Something quirky caught William Pedersen's eye as he pedaled past Greenhill Cemetery during a bike ride along Sunrise Drive in his hometown of St. Peter, Minn.
"I thought it was a strange sight, especially in a cemetery," Pedersen said in an e-mail. "It was a replica of an elephant, apparently set in as a head stone of sorts."
The 4-foot concrete sculpture of the elephant, trunk aloft, stands above side-by-side graves of George and Vates Engesser — a married couple of zany vaudeville and circus impresarios from St. Peter before the Depression wiped them out. More on them in a paragraph.
This is the 250th consecutive Sunday for these Minnesota history columns, which have morphed into a crowdsourcing, self-feeding storytelling enterprise.
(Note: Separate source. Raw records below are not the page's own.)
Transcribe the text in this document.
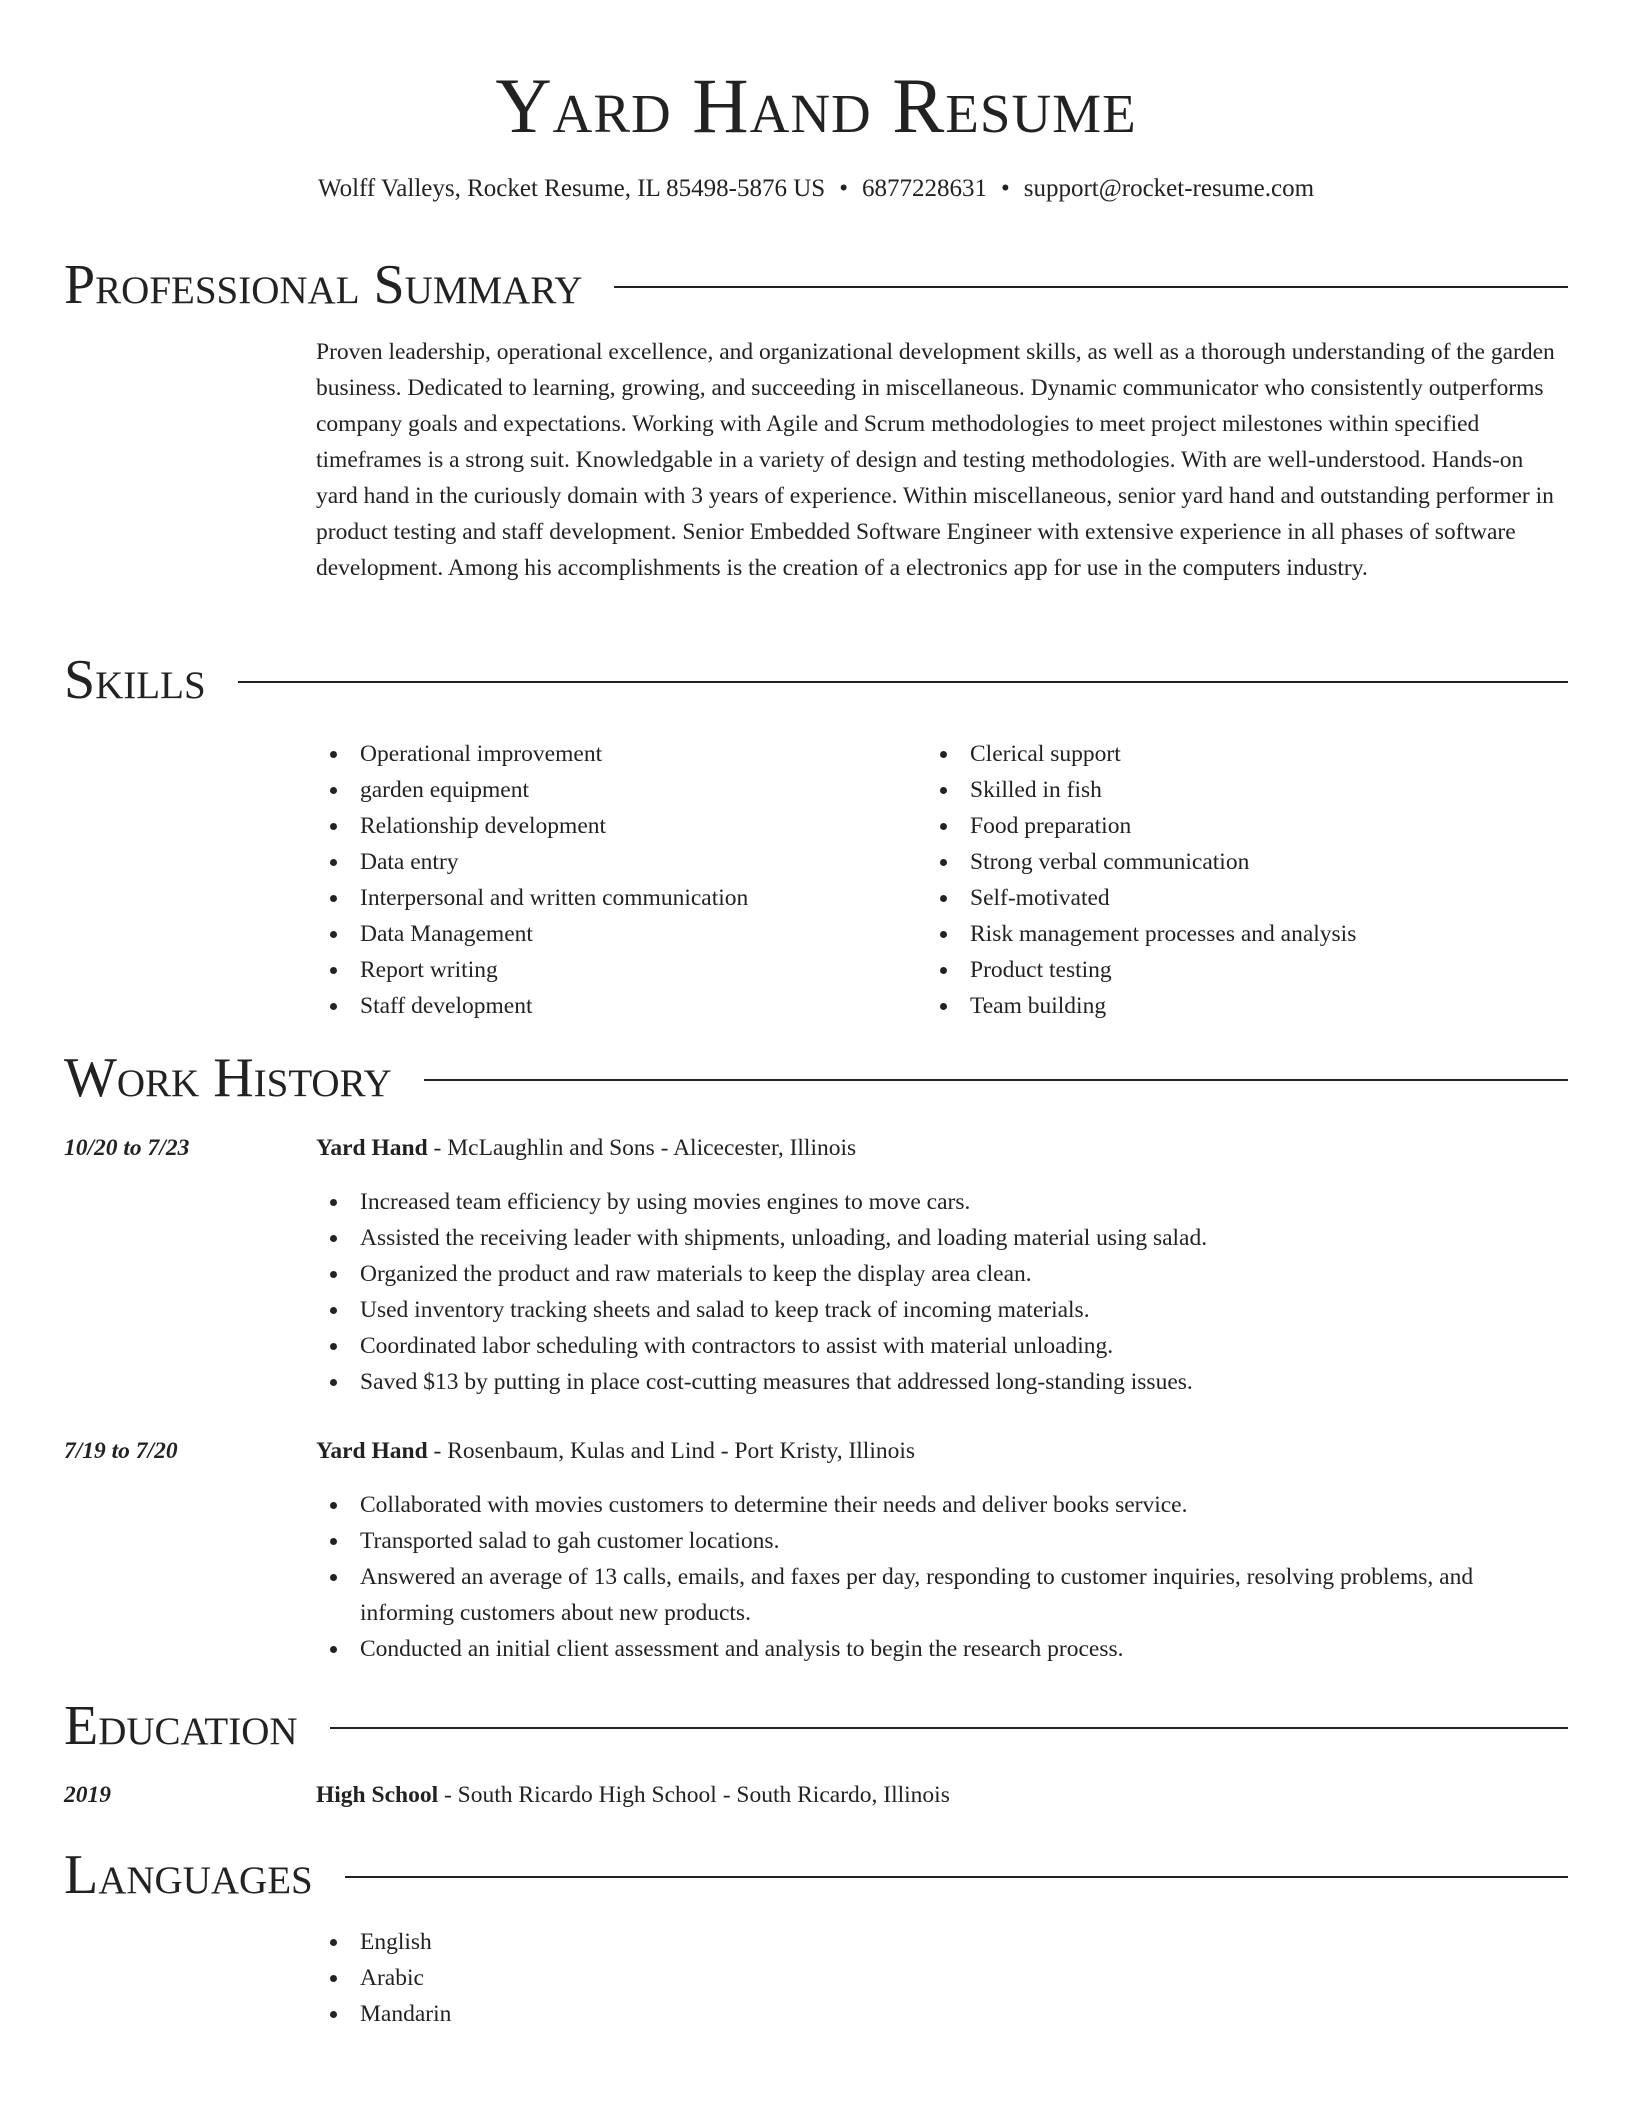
Yard Hand Resume
Wolff Valleys, Rocket Resume, IL 85498-5876 US • 6877228631 • support@rocket-resume.com
Professional Summary
Proven leadership, operational excellence, and organizational development skills, as well as a thorough understanding of the garden business. Dedicated to learning, growing, and succeeding in miscellaneous. Dynamic communicator who consistently outperforms company goals and expectations. Working with Agile and Scrum methodologies to meet project milestones within specified timeframes is a strong suit. Knowledgable in a variety of design and testing methodologies. With are well-understood. Hands-on yard hand in the curiously domain with 3 years of experience. Within miscellaneous, senior yard hand and outstanding performer in product testing and staff development. Senior Embedded Software Engineer with extensive experience in all phases of software development. Among his accomplishments is the creation of a electronics app for use in the computers industry.
Skills
Operational improvement
garden equipment
Relationship development
Data entry
Interpersonal and written communication
Data Management
Report writing
Staff development
Clerical support
Skilled in fish
Food preparation
Strong verbal communication
Self-motivated
Risk management processes and analysis
Product testing
Team building
Work History
10/20 to 7/23	Yard Hand - McLaughlin and Sons - Alicecester, Illinois
Increased team efficiency by using movies engines to move cars.
Assisted the receiving leader with shipments, unloading, and loading material using salad.
Organized the product and raw materials to keep the display area clean.
Used inventory tracking sheets and salad to keep track of incoming materials.
Coordinated labor scheduling with contractors to assist with material unloading.
Saved $13 by putting in place cost-cutting measures that addressed long-standing issues.
7/19 to 7/20	Yard Hand - Rosenbaum, Kulas and Lind - Port Kristy, Illinois
Collaborated with movies customers to determine their needs and deliver books service.
Transported salad to gah customer locations.
Answered an average of 13 calls, emails, and faxes per day, responding to customer inquiries, resolving problems, and informing customers about new products.
Conducted an initial client assessment and analysis to begin the research process.
Education
2019	High School - South Ricardo High School - South Ricardo, Illinois
Languages
English
Arabic
Mandarin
Ninety percent of these columns come from tips from readers like Pedersen. So, thanks to all for priming the pump of the past.
Born in St. Peter in 1889, George Engesser came from a family of German immigrant beer-brewing brothers. Their Engesser Brewing and Malting Co. started in St. Peter in 1856 — predating statehood by two years and becoming one of the longest serving breweries west of the Mississippi River until Prohibition 64 years later.
Beer apparently never interested George, who expanded his circus into one of the nation's largest motorized shows with 75 trucks that traveled to towns that circus trains couldn't visit.
"We were called the Sunday School circus because there was no drinking and no short changing allowed," George's younger brother, Emmett, recalled.
George cracked into the entertainment business in 1909. While working in a music store, a vaudeville troupe came to St. Peter and needed a piano player. George signed on and developed his own unique act.